I wonder if Donald's brother Fred was invited or if he cared.

source: newyorker.com/magazine/2009/02/23/saved-from-drowning

Balzac and Dickens

More like ball-sack and dick-ens

Vonnegut must have been a bit out of place there

Wouldn't you say so? I mean, compare A Ridiculous Man and Diary of a Lunatic, they're pretty similar in style and intent

Mishima and Thomas Mann, maybe, although that's far-fetched in more than one sense

Underrated

>A year later, in 1881, Dostoevsky passed away. When Tolstoy learned about that, he grieved deeply. In a private letter, he wrote: “I’ve never seen this man and never had any relations with him, and all of a sudden, when he died, I understood that this was the closest, the dearest man for me, the man whose presence I needed the most… I considered him a friend, and had no doubt that we’ll see each other someday…” The last book that Leo Tolstoy had read in his life, during his final days before fleeing Yasnaya Polyana and dying at Astapovo station, was “The Karamazov Brothers” by Dostoevsky.

:(

Mishima definitely read Mann.

...

Yeah, but they never met or were in contact with each other

I wish I had a small coffeehouse, nestled in an alley branching out from a relatively busy street. I would go in each day, hang up my hat and nod at the owner who would begin preparing my usual while we made light conversation. I learn the going-ons of the town from her each day before sitting down to work on whatever piece of writing I would be making this month's pay off. After an hour, a contemporary and friend would join me and we would talk jovially before doing cocaine in the bathroom and discuss the current state of Europe.

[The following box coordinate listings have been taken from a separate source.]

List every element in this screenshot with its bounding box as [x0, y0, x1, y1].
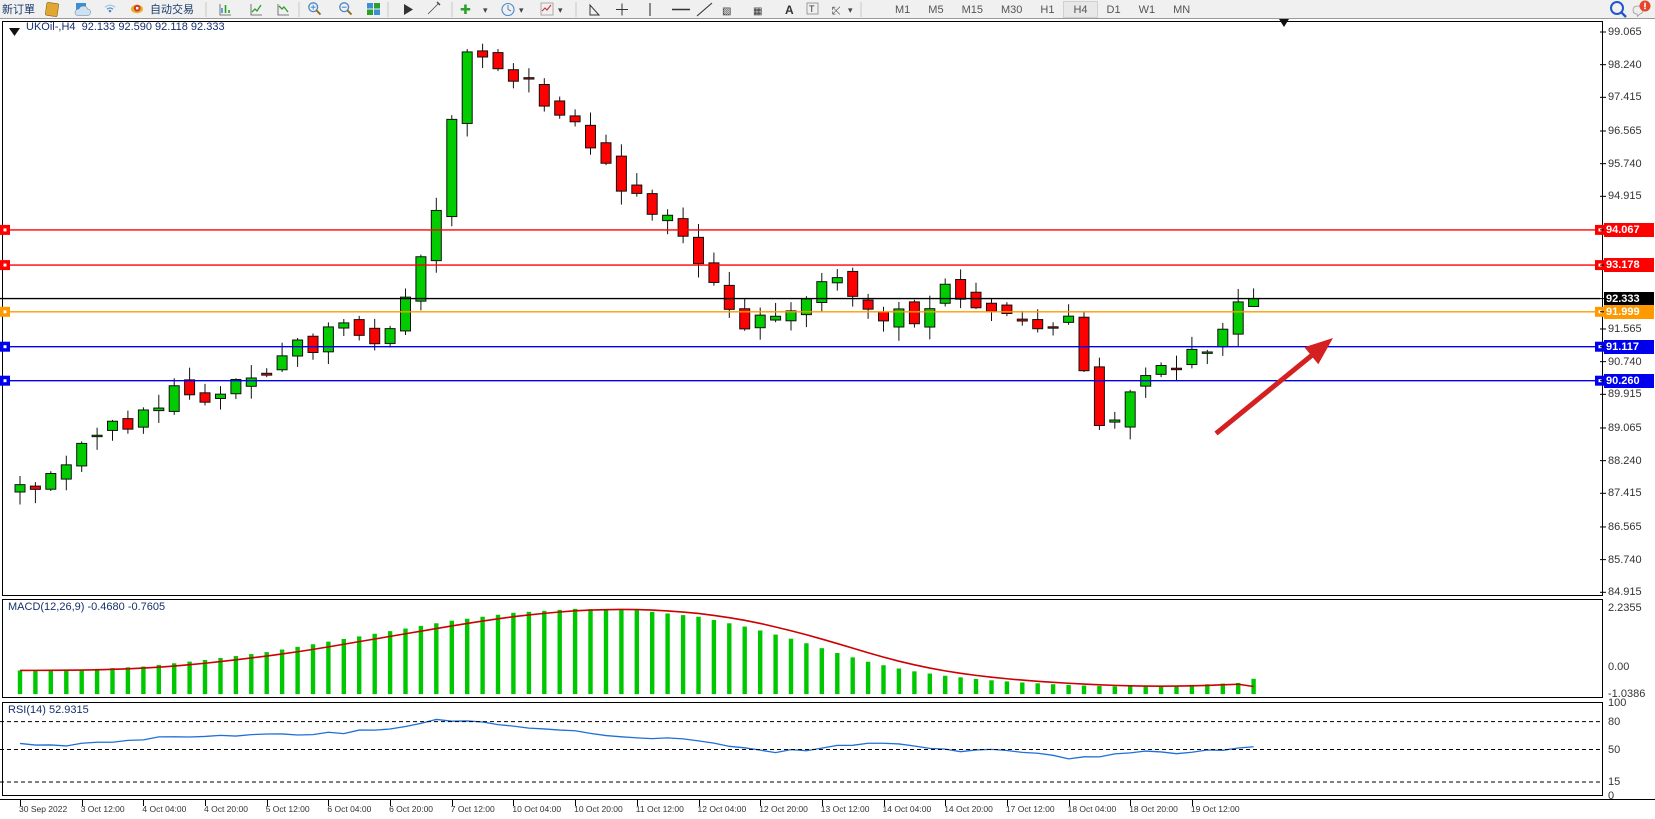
svg-text:▦: ▦: [753, 6, 762, 17]
svg-text:▾: ▾: [483, 5, 488, 15]
svg-text:新订單: 新订單: [2, 2, 35, 16]
svg-text:▾: ▾: [558, 5, 563, 15]
svg-text:▾: ▾: [519, 5, 524, 15]
svg-text:A: A: [785, 3, 794, 17]
svg-text:✚: ✚: [460, 2, 471, 17]
svg-text:⤪: ⤪: [831, 5, 841, 17]
svg-text:T: T: [809, 4, 815, 14]
svg-text:▾: ▾: [848, 5, 853, 15]
svg-text:自动交易: 自动交易: [150, 2, 194, 16]
svg-text:▧: ▧: [722, 6, 731, 17]
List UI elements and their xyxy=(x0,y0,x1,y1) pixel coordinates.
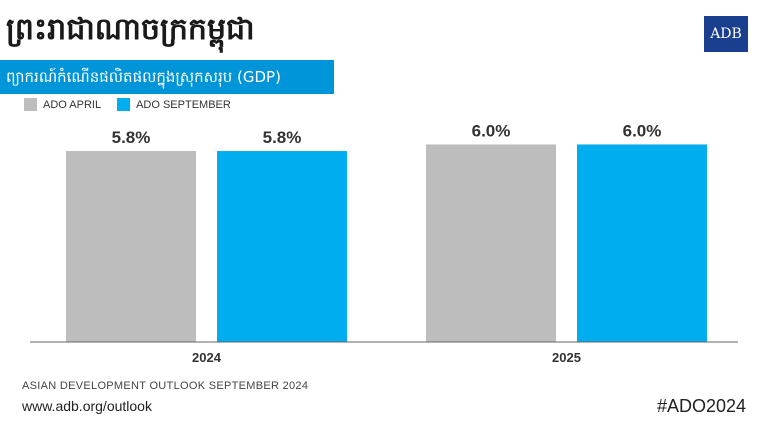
legend-swatch-ado-april xyxy=(24,98,37,111)
data-label-2024-ado-april: 5.8% xyxy=(112,128,151,147)
data-label-2024-ado-september: 5.8% xyxy=(263,128,302,147)
legend-item-ado-april: ADO APRIL xyxy=(24,98,101,111)
legend-item-ado-september: ADO SEPTEMBER xyxy=(117,98,231,111)
hashtag: #ADO2024 xyxy=(656,396,746,416)
bar-2024-ado-april xyxy=(66,151,196,342)
x-tick-label-2024: 2024 xyxy=(192,350,222,365)
data-label-2025-ado-april: 6.0% xyxy=(472,121,511,140)
chart-subtitle: ព្យាករណ៍កំណើនផលិតផលក្នុងស្រុកសរុប (GDP) xyxy=(0,60,334,94)
legend-swatch-ado-september xyxy=(117,98,131,111)
bar-2025-ado-april xyxy=(426,144,556,342)
country-title: ព្រះរាជាណាចក្រកម្ពុជា xyxy=(6,12,255,47)
bar-2025-ado-september xyxy=(577,144,707,342)
adb-logo: ADB xyxy=(704,16,748,52)
bar-chart: 5.8% 5.8% 2024 6.0% 6.0% 2025 xyxy=(30,121,738,365)
x-tick-label-2025: 2025 xyxy=(552,350,581,365)
source-link[interactable]: www.adb.org/outlook xyxy=(22,398,152,414)
chart-legend: ADO APRIL ADO SEPTEMBER xyxy=(24,98,247,111)
bar-2024-ado-september xyxy=(217,151,347,342)
source-note: ASIAN DEVELOPMENT OUTLOOK SEPTEMBER 2024 xyxy=(22,380,309,392)
data-label-2025-ado-september: 6.0% xyxy=(623,121,662,140)
legend-label-ado-april: ADO APRIL xyxy=(43,98,102,111)
legend-label-ado-september: ADO SEPTEMBER xyxy=(136,98,231,111)
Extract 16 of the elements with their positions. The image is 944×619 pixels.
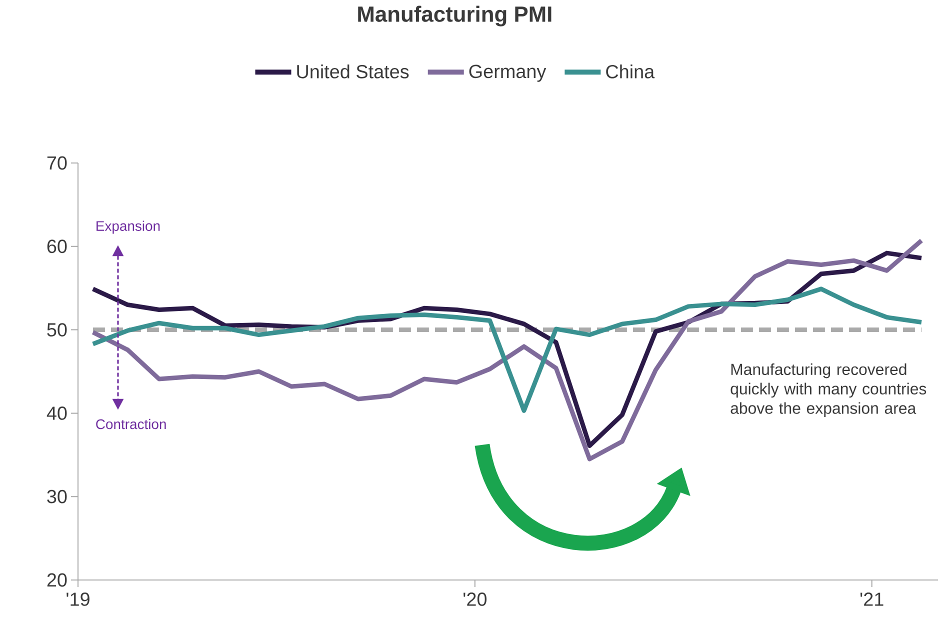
x-tick-label: '20 bbox=[464, 592, 487, 606]
legend-label: United States bbox=[297, 64, 409, 78]
x-tick-label: '19 bbox=[66, 592, 90, 606]
y-tick-label: 70 bbox=[47, 156, 67, 170]
y-tick-label: 40 bbox=[46, 406, 67, 420]
annotation: Expansion bbox=[96, 220, 160, 234]
y-tick-label: 20 bbox=[47, 573, 67, 587]
y-tick-label: 30 bbox=[47, 490, 67, 504]
annotation: Contraction bbox=[96, 418, 166, 430]
chart-title: Manufacturing PMI bbox=[358, 6, 552, 26]
legend-label: Germany bbox=[469, 64, 546, 82]
y-tick-label: 60 bbox=[47, 240, 67, 254]
x-tick-label: '21 bbox=[860, 592, 884, 606]
annotation: Manufacturing recovered quickly with many countries above the expansion area bbox=[730, 363, 926, 418]
legend-label: China bbox=[606, 64, 655, 78]
y-tick-label: 50 bbox=[47, 323, 67, 336]
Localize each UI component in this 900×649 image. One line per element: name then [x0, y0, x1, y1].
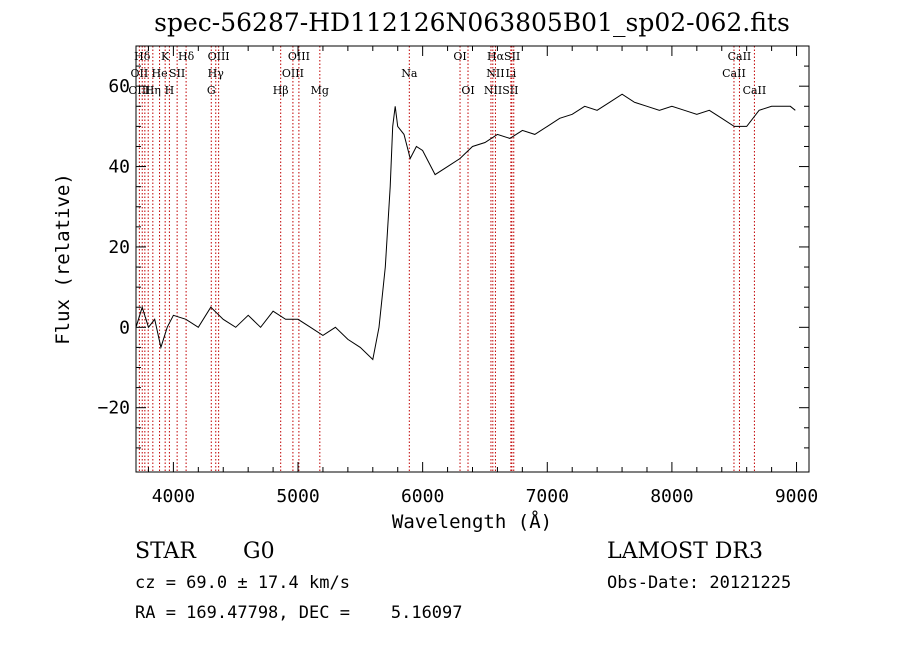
- marker-label: He: [152, 67, 168, 80]
- x-tick-label: 7000: [526, 486, 569, 507]
- y-tick-label: 40: [108, 157, 130, 178]
- marker-label: Li: [505, 67, 516, 80]
- marker-label: CaII: [722, 67, 746, 80]
- marker-label: OI: [461, 84, 474, 97]
- object-class: STAR: [135, 539, 196, 564]
- axis-ticks: [136, 46, 809, 472]
- line-markers: Hδ K Hδ OIII OIII OI HαSII CaII OII He SII Hγ OIII Na…: [128, 46, 766, 472]
- x-tick-label: 5000: [276, 486, 319, 507]
- coordinates: RA = 169.47798, DEC = 5.16097: [135, 603, 463, 623]
- spectrum-series: [135, 93, 796, 361]
- marker-label: OIII: [208, 50, 230, 63]
- observation-date: Obs-Date: 20121225: [607, 573, 792, 593]
- plot-frame: [135, 45, 810, 473]
- x-axis-label: Wavelength (Å): [392, 510, 552, 533]
- chart-title: spec-56287-HD112126N063805B01_sp02-062.f…: [154, 8, 790, 37]
- marker-label: Hη: [145, 84, 161, 97]
- axis-tick-labels: 4000 5000 6000 7000 8000 9000 −20 0 20 40 60: [97, 76, 818, 507]
- marker-label: Hδ: [178, 50, 195, 63]
- marker-label: Na: [401, 67, 418, 80]
- marker-label: CaII: [728, 50, 752, 63]
- x-tick-label: 4000: [152, 486, 195, 507]
- marker-label: HαSII: [487, 50, 520, 63]
- marker-label: Hδ: [134, 50, 151, 63]
- redshift-velocity: cz = 69.0 ± 17.4 km/s: [135, 573, 350, 593]
- y-tick-label: 0: [119, 317, 130, 338]
- y-tick-label: −20: [97, 398, 130, 419]
- survey-name: LAMOST DR3: [607, 539, 763, 564]
- y-tick-label: 20: [108, 237, 130, 258]
- marker-label: CaII: [743, 84, 767, 97]
- marker-label: H: [165, 84, 175, 97]
- marker-label: OIII: [282, 67, 304, 80]
- marker-label: Mg: [311, 84, 329, 97]
- x-tick-label: 6000: [401, 486, 444, 507]
- marker-label: OII: [131, 67, 149, 80]
- x-tick-label: 9000: [775, 486, 818, 507]
- marker-label: Hγ: [208, 67, 225, 80]
- y-axis-label: Flux (relative): [52, 173, 74, 345]
- marker-label: K: [161, 50, 170, 63]
- marker-label: G: [207, 84, 216, 97]
- y-tick-label: 60: [108, 76, 130, 97]
- marker-label: OI: [453, 50, 466, 63]
- marker-label: OIII: [288, 50, 310, 63]
- subclass: G0: [243, 539, 275, 564]
- spectrum-line: [135, 93, 796, 361]
- marker-label: NIISII: [484, 84, 519, 97]
- marker-label: NII: [486, 67, 504, 80]
- marker-label: Hβ: [273, 84, 289, 97]
- marker-label: SII: [169, 67, 185, 80]
- marker-label: OIII: [128, 84, 150, 97]
- x-tick-label: 8000: [650, 486, 693, 507]
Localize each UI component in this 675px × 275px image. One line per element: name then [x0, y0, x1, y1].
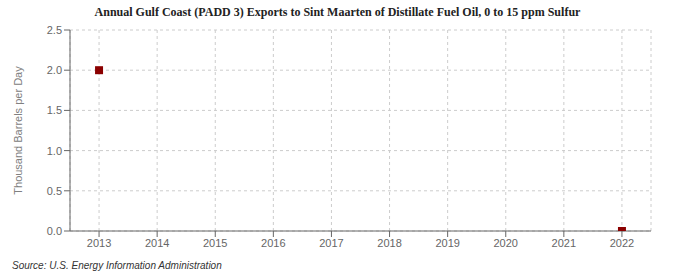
- svg-text:2.5: 2.5: [47, 24, 62, 36]
- svg-text:0.0: 0.0: [47, 225, 62, 237]
- svg-text:2018: 2018: [377, 237, 401, 249]
- svg-text:2017: 2017: [319, 237, 343, 249]
- svg-text:0.5: 0.5: [47, 185, 62, 197]
- svg-text:2.0: 2.0: [47, 64, 62, 76]
- svg-text:1.5: 1.5: [47, 104, 62, 116]
- svg-text:1.0: 1.0: [47, 145, 62, 157]
- html-text:Annual Gulf Coast (PADD 3) Exp: Annual Gulf Coast (PADD 3) Exports to Si…: [94, 5, 581, 19]
- svg-text:2016: 2016: [261, 237, 285, 249]
- svg-text:2022: 2022: [610, 237, 634, 249]
- html-text:Source: U.S. Energy Informatio: Source: U.S. Energy Information Administ…: [12, 260, 222, 271]
- svg-text:2021: 2021: [552, 237, 576, 249]
- svg-text:Thousand Barrels per Day: Thousand Barrels per Day: [12, 66, 24, 195]
- svg-text:2015: 2015: [203, 237, 227, 249]
- svg-text:2019: 2019: [435, 237, 459, 249]
- svg-text:2014: 2014: [145, 237, 169, 249]
- svg-text:2013: 2013: [87, 237, 111, 249]
- svg-text:2020: 2020: [494, 237, 518, 249]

Now the only coffeeshops that survive are busy cafes on main streets or massive corporate chains.

>tfw never have comfy coffee shop you can chain smoke in while studying the law

>Now the only coffeeshops that survive are busy cafes on main streets or massive corporate chains.
Wut? Vienna is riddled with small cafés. It used to be better, but there's still plenty.

Look around more. There are a lot of coffee joints pretty much everywhere.

If you believe that, you've never been in a substantial city

Nietzsche did however lament that he never got to read and think about Kierkegaard because he went crazy before he could make the trip to Copenhagen.

Me and the guy who wrote my diary desu.

sauce? i thought he couldnt say more than three coherent words after the last breakdown.

Came here to say this, he would have been the guy complaining that his feet hurt and that he'd rather be at home writing about aliens

I think he was more planning on going to Copenhagen to study Kierkegaard but went crazy before he could make the trip. Idk if he actually ever said anything about it.